Par-delà les effets d’annonce, la politique pénale et carcérale mérite mieux que la stigmatisation délétère et permanente des personnes étrangères
Le ministre de la Justice a publié une (nouvelle) circulaire publiée ce dimanche 23 mars, laquelle cible une fois de plus les personnes étrangères confrontées à un parcours pénal. Un texte au poids juridique a priori restreint, pourtant révélateur d’un glissement politique dangereux : celui visant à inclure la question migratoire au ministère de la Justice.
Par-delà les effets d’annonce, la politique pénale et carcérale mérite mieux que la stigmatisation délétère et permanente des personnes étrangères, estime la Cimade https://t.co/ouUtzOSjPg
— framafad paca corse (@WaechterJp) April 2, 2025
Au fond, ce texte ne dit pas grand-chose de neuf, et rappelle l’existence d’outils déjà existants :
- Il faudrait repérer les personnes étrangères en situation irrégulière dès la garde à vue ; ceci est rappelé par différentes circulaires depuis au moins 2017 ;
- Il faudrait que le greffe pénitentiaire informe les consulats de l’incarcération de leurs ressortissant∙e∙s ; ceci est rappelé par différentes circulaires depuis au moins 2007 ;
- Il faudrait mobiliser les libérations conditionnelles dites expulsion ; ceci est rappelé par différentes circulaires depuis au moins 2004 ;
- Il faudrait mettre en œuvre des protocoles entre les préfectures et les prisons dans le but de favoriser l’expulsion ; ceci est rappelé par différentes circulaires depuis au moins 1999.
Sur la forme, le procédé non plus n’est pas nouveau : par voie de presse, des solutions prétendument inédites sont annoncées, et dévoilées au moment jugé politiquement le plus important : cette fois-ci, au lendemain de la marche contre le racisme et les extrêmes- droites.

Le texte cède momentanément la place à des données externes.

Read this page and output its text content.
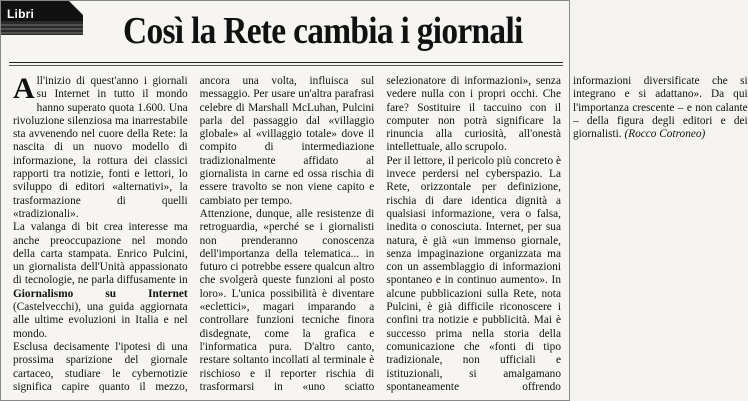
Libri Così la Rete cambia i giornali

All'inizio di quest'anno i giornali su Internet in tutto il mondo hanno superato quota 1.600. Una rivoluzione silenziosa ma inarrestabile sta avvenendo nel cuore della Rete: la nascita di un nuovo modello di informazione, la rottura dei classici rapporti tra notizie, fonti e lettori, lo sviluppo di editori «alternativi», la trasformazione di quelli «tradizionali».

La valanga di bit crea interesse ma anche preoccupazione nel mondo della carta stampata. Enrico Pulcini, un giornalista dell'Unità appassionato di tecnologie, ne parla diffusamente in Giornalismo su Internet (Castelvecchi), una guida aggiornata alle ultime evoluzioni in Italia e nel mondo.

Esclusa decisamente l'ipotesi di una prossima sparizione del giornale cartaceo, studiare le cybernotizie significa capire quanto il mezzo, ancora una volta, influisca sul messaggio. Per usare un'altra parafrasi celebre di Marshall McLuhan, Pulcini parla del passaggio dal «villaggio globale» al «villaggio totale» dove il compito di intermediazione tradizionalmente affidato al giornalista in carne ed ossa rischia di essere travolto se non viene capito e cambiato per tempo.

Attenzione, dunque, alle resistenze di retroguardia, «perché se i giornalisti non prenderanno conoscenza dell'importanza della telematica... in futuro ci potrebbe essere qualcun altro che svolgerà queste funzioni al posto loro». L'unica possibilità è diventare «eclettici», magari imparando a controllare funzioni tecniche finora disdegnate, come la grafica e l'informatica pura. D'altro canto, restare soltanto incollati al terminale è rischioso e il reporter rischia di trasformarsi in «uno sciatto selezionatore di informazioni», senza vedere nulla con i propri occhi. Che fare? Sostituire il taccuino con il computer non potrà significare la rinuncia alla curiosità, all'onestà intellettuale, allo scrupolo.

Per il lettore, il pericolo più concreto è invece perdersi nel cyberspazio. La Rete, orizzontale per definizione, rischia di dare identica dignità a qualsiasi informazione, vera o falsa, inedita o conosciuta. Internet, per sua natura, è già «un immenso giornale, senza impaginazione organizzata ma con un assemblaggio di informazioni spontaneo e in continuo aumento». In alcune pubblicazioni sulla Rete, nota Pulcini, è già difficile riconoscere i confini tra notizie e pubblicità. Mai è successo prima nella storia della comunicazione che «fonti di tipo tradizionale, non ufficiali e istituzionali, si amalgamano spontaneamente offrendo informazioni diversificate che si integrano e si adattano». Da qui l'importanza crescente – e non calante – della figura degli editori e dei giornalisti. (Rocco Cotroneo)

Reste que le tournant proposé aux agent∙e∙s d’insertion et de probation interpelle. Il est ainsi rappelé qu’ils et elles « peu[vent] également prendre l’initiative de contacter la préfecture à ces mêmes fins », celles visant à vérifier les conditions dans lesquelles l’éloignement pourra être mis en œuvre. Dès lors, les jeux sont faits : l’impératif de réinsertion peut s’effacer derrière celui de l’expulsion. Cette position est, pour toutes et tous dans les établissements pénitentiaires, inquiétante.
Plus critiquable, ce texte existe par la volonté de lutter contre la surpopulation carcérale, le ministre affirmant que « le calcul est simple : si ces étrangers, ou même une partie d’entre eux, purgeaient leur peine dans leur pays, nous n’aurions plus de problème de surpopulation ». Cette justification est troublante : un syllogisme simpliste, presque un slogan qui pourrait venir une nouvelle fois banaliser les idées véhiculées par les extrêmes-droites.
La focalisation sur la délinquance des personnes étrangères vient d’une réalité statistique invariable : leur surreprésentation, parmi les auteur∙e∙s d’infractions et les personnes détenues[1]. Pourtant, cette seule lecture est simpliste : la délinquance des personnes étrangères a de multiples causes sociologiques, économiques, juridiques, statistiques ou encore liées au fonctionnement des institutions.
Cette solution miracle pour vider les prisons est illusoire. D’autres solutions existent, et ce sur l’ensemble de la chaîne pénale : fin des sur interpellations, mise en place d’un mécanisme de régulation carcérale, suppression des infractions réservées aux seules personnes étrangères, rétablissement des catégories protégées contre la double peine, développement de mécanismes permettant une réinsertion effective comme internet en prison, inscription dans la loi de l’absence de condition de régularité du séjour pour bénéficier d’un aménagement de peine…
C’est à ce prix que l’on arrivera à l’égalité des droits pour toutes les personnes présentes sur le territoire, bien plus susceptible de réduire la surpopulation carcérale. La situation des personnes étrangères détenues mérite mieux que des coups de menton stigmatisants.
[1] À titre d’exemple en 2021, les personnes étrangères constituaient 15,5% des personnes condamnées et 24,5% des personnes détenues, soit respectivement le double et le triple de leur part dans la population totale, équivalente à 7,7%.